Evaluating Growth in Spirituality

“Examine yourselves, whether ye be in the faith; prove you own selves. Know ye not you own selves, how that Jesus Christ is in you, except ye be reprobates?” (2 Cor. 13:5).

One does not have to read very far in the books of First and Second Corinthians to know that they had troubles.  Paul is closing the book of Second Corinthians with the exhortation to evaluate oneself.  The Christian’s life is a constant development of spirituality.  Some progress more than others but all should be making progress.  Consider three areas of spirituality that will help everyone see where they are in this developmental process.

  1. How to See People. Jesus said to the Jews, “Judge not according to the appearance, but judge righteous judgment” (John 7:24).  The Corinthians had some within the congregation that were judging based on outward appearance (cf. 2 Cor. 10:7).  Paul made it plain concerning God’s perspective.  “There is neither Jew nor Greek, there is neither bond nor free, there is neither male nor female: for ye are all one in Christ Jesus” (Gal. 3:28).  When one sees people, how are they viewed?  Are they seen by the color of their skin?  Are they seen by the generation in which they are labeled?  Are they seen by the level of their formal education or lack thereof?  The world has many ways to divide people into demographic components.  God sees souls which takes away much of the divisive element.  Consider these passages (cf.

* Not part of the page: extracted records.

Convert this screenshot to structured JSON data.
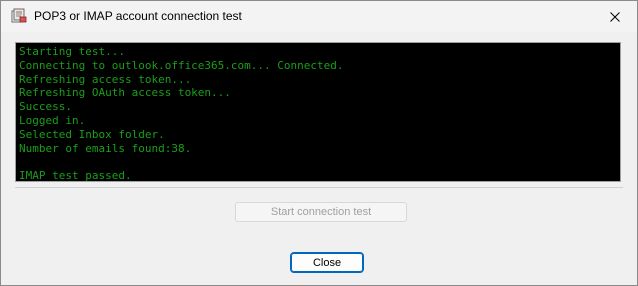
{
  "window": {
    "title": "POP3 or IMAP account connection test",
    "icon": "mail-test-icon",
    "close_glyph": "✕"
  },
  "console": {
    "lines": [
      "Starting test...",
      "Connecting to outlook.office365.com... Connected.",
      "Refreshing access token...",
      "Refreshing OAuth access token...",
      "Success.",
      "Logged in.",
      "Selected Inbox folder.",
      "Number of emails found:38.",
      "",
      "IMAP test passed."
    ],
    "text_color": "#1a9e1a",
    "background_color": "#000000"
  },
  "buttons": {
    "start_test_label": "Start connection test",
    "start_test_enabled": false,
    "close_label": "Close"
  }
}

Acts 2:41; Acts 27:37; 1 Peter 3:20; Heb. 13:17).  Growing in spirituality means growing away from the world’s standards of seeing people and seeing like God sees.
  2. How to See Possessions. Jesus warned a materialistic man, “Take heed, and beware of covetousness: for a man’s life consisteth not in the abundance of the things which he possesseth” (Luke 12:15).  It is sad that people get caught up in the standards of the world.  Solomon wrote, “Hell and destruction are never full; so the eyes of man are never satisfied” (Prov. 27:20).  While money is needed as a defense (cf. Eccl. 7:12) so is the wisdom to see it and use it.  Possessions must be seen from the stewardship model.  God alone owns all things (cf. Ps. 24:1).  Everything that man has and is belongs to God (cf. 1 Cor. 6:20).  The desire to become rich and loving riches have destroyed many a person (cf. 1 Tim. 6:9-11).  All that man does is to be to the glory of God (cf. 1 Cor. 10:31).  Ecclesiastes concludes with man’s entire existence and substance is to fear God and keep his commandments (cf. Eccl. 12:13-14).  Growing spiritually is to grow in good stewardship.
  3. How to See Problems. Whether one is spiritual or not, trouble will come (cf. Job 14:1; Prov. 13:15; Matt. 7:14).  How one sees difficulties has much to say about one’s development in spirituality or lack thereof.  God’s servant, Job, experienced suffering and grew from it (cf. Job 42:1-6).  The apostle Paul did as well (cf. 2 Cor. 12:9-10).  Would that all would see difficulties like it is stated, “For our light affliction, which is but for a moment, worketh for us a far more exceeding and eternal weight of glory; While we look not at the things which are seen, but at the things which are not seen: for the things which are seen are temporal; but the things which are not seen are eternal. For we know that, if our earthly house of this tabernacle were dissolved, we have a building of God, a house not made with hands, eternal in the heavens” (2 Cor. 4:17-5:1).